Many of the tracks feel like rough drafts of the same idea. For example, ‘Back Off Bitch’, ‘Double-Talking Jive’ and ‘Don’t Damn Me’ are all variations on a concept, and all of them are fine but none of them absolutely nail it. As a result, instead of one great song, you end up with three songs that are all just okay. And that’s what’s wrong with Use Your Illusion.
For the record: Use Your Illusion I > Use Your Illusion II, but ‘November Rain’ > ‘Don’t Cry’.
Next Week
What’s going to be Album of the Week? Believe it or not, it won’t be Nevermind.
Everything I Do, pt. 12: The 80s ended slowly, then all at once [September 22, 1991]
I didn't get around to commenting on 'Don't Cry' last week, so I will now.
In my opinion:
1. Don't Cry (original version: Use Your Illusion I)
2. November Rain (I know! Heresy right?)
3. Don't Cry (alt version: Use Your Illusion II)
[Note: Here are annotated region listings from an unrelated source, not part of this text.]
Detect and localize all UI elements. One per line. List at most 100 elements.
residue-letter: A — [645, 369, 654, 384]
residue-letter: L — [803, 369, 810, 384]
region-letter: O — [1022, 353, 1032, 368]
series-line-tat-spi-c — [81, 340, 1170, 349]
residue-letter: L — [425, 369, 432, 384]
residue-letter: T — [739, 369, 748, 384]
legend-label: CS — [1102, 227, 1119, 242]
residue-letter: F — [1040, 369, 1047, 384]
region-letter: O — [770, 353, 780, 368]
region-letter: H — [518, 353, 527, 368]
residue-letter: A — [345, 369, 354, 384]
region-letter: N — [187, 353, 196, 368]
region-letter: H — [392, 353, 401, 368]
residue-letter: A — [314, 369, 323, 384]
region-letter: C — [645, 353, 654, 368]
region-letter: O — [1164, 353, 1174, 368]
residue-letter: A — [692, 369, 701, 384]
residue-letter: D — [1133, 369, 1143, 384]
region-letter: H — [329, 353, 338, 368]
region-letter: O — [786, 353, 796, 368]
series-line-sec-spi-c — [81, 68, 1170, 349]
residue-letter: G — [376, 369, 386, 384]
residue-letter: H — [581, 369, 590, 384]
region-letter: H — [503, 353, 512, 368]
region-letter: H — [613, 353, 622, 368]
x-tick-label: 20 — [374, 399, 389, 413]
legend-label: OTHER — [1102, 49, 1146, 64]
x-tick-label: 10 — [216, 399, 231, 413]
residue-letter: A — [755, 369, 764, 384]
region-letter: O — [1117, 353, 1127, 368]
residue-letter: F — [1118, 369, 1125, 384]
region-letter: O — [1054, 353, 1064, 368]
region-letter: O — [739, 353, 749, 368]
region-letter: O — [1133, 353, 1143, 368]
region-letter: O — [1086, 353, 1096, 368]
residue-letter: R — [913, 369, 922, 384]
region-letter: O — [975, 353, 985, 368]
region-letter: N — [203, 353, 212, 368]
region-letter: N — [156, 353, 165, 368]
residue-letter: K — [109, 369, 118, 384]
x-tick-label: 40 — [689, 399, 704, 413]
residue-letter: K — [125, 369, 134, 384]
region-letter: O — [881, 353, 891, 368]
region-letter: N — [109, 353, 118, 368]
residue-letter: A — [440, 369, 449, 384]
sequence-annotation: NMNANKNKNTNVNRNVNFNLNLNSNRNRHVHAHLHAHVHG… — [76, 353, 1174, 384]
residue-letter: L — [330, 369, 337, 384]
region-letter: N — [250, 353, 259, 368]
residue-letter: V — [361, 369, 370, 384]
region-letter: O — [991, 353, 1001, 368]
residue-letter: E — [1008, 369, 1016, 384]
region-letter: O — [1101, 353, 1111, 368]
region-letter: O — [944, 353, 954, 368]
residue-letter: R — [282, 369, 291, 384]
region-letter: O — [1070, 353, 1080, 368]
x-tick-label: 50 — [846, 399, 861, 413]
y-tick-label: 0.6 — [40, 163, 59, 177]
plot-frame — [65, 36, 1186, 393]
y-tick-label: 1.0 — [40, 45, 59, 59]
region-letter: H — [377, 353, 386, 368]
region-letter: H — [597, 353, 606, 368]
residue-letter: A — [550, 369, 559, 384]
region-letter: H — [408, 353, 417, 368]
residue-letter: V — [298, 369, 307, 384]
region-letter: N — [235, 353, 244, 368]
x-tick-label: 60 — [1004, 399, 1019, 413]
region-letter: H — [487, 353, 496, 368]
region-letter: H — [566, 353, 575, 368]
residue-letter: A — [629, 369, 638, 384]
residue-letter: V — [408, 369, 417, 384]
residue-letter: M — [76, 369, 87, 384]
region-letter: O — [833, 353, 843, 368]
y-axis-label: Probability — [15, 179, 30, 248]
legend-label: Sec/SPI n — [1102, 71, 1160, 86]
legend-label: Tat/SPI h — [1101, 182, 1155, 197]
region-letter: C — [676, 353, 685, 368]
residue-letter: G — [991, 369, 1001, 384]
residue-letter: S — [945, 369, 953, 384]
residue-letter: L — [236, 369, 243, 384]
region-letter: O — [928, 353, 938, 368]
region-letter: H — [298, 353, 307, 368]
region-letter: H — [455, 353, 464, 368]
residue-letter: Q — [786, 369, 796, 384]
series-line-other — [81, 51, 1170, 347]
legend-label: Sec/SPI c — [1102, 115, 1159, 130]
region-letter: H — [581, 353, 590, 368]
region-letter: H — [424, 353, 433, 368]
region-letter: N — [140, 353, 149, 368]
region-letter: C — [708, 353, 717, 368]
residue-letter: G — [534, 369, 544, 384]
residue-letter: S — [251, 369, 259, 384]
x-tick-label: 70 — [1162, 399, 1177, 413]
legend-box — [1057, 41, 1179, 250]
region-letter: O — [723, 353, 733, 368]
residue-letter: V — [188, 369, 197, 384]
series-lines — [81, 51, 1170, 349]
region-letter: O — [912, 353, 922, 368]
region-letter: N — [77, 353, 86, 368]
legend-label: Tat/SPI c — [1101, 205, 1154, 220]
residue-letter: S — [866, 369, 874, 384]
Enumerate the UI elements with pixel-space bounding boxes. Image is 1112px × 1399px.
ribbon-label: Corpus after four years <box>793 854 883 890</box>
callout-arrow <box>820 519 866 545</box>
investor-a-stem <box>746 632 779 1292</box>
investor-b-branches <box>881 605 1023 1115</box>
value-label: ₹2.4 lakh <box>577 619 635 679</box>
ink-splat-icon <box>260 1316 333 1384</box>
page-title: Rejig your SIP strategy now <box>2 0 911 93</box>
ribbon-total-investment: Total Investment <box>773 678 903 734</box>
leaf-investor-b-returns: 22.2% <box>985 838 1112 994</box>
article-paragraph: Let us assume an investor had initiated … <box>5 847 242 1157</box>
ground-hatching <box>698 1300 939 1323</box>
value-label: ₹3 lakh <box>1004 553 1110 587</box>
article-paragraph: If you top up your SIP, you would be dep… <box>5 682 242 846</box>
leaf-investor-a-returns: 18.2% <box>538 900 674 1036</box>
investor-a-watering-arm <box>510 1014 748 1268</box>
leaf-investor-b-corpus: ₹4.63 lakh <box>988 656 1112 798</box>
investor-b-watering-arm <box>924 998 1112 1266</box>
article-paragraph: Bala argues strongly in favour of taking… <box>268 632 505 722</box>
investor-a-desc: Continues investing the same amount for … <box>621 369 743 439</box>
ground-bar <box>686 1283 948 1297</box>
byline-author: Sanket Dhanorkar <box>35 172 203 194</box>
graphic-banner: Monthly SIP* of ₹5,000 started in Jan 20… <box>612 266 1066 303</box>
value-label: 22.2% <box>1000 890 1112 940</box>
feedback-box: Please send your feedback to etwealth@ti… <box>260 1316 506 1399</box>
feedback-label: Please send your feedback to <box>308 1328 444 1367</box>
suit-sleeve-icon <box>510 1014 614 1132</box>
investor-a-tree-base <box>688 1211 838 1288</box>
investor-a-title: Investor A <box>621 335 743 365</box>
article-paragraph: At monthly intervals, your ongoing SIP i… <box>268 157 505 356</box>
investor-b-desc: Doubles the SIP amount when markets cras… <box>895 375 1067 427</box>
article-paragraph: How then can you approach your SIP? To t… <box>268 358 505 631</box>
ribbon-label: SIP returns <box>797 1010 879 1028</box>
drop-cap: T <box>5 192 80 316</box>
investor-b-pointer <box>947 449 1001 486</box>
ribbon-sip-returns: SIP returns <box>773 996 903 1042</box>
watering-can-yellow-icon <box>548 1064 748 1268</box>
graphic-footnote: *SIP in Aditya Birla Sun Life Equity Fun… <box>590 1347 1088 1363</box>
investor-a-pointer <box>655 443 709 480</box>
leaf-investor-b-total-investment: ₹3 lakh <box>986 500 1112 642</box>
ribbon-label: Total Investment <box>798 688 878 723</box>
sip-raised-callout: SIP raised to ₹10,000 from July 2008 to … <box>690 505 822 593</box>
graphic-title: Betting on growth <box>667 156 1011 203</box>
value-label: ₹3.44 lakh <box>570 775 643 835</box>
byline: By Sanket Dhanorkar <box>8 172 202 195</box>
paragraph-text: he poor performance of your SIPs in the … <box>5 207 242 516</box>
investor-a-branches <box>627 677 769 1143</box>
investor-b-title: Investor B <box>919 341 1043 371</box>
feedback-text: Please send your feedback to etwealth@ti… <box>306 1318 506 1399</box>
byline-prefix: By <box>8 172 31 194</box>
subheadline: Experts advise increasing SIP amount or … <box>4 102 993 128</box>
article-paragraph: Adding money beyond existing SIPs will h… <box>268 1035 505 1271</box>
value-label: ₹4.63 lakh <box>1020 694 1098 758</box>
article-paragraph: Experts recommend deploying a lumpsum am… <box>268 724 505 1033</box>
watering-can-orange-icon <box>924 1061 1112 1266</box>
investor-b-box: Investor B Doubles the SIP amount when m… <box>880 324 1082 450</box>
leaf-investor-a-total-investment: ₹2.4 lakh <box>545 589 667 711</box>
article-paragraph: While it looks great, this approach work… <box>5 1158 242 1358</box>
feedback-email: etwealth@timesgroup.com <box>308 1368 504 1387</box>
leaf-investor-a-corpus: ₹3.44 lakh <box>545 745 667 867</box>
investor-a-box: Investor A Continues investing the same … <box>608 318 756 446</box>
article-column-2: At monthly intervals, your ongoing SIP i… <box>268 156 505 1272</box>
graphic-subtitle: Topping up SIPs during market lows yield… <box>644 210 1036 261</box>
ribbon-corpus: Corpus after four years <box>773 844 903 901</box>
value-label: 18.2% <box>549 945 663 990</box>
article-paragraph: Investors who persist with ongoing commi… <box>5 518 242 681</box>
I like November Rain, but like the double album thing it's too long. It tries to be GnR's 'Bohemian Rhapsody' or 'Stairway to Heaven', and it succeeds because it's as overrated as those two tunes. 'Don't Cry' is a perfect hard rock ballad. It's the Sweet Child O Mine of those albums.
I'd agree the double album thing can lead to some filler, but the difference between 'Illusion' and the White Album or Mellon Collie, is that there are some AWFUL tunes on 'Illusion'. My World, Get in the Ring. I'd include Don't Damn Me in there too.
'Everybody's Free' definitely the tune of the week.
Oh yeah, nearly forgot. I knew a guy who wrote an alternative version of 'Don't Cry' (about how sad he was over how he couldn't get girls), in an effort to get girls. As far as I recall he had some success, until those girls had an actual conversation with him. We were all 14 and this was amazingly hilarious.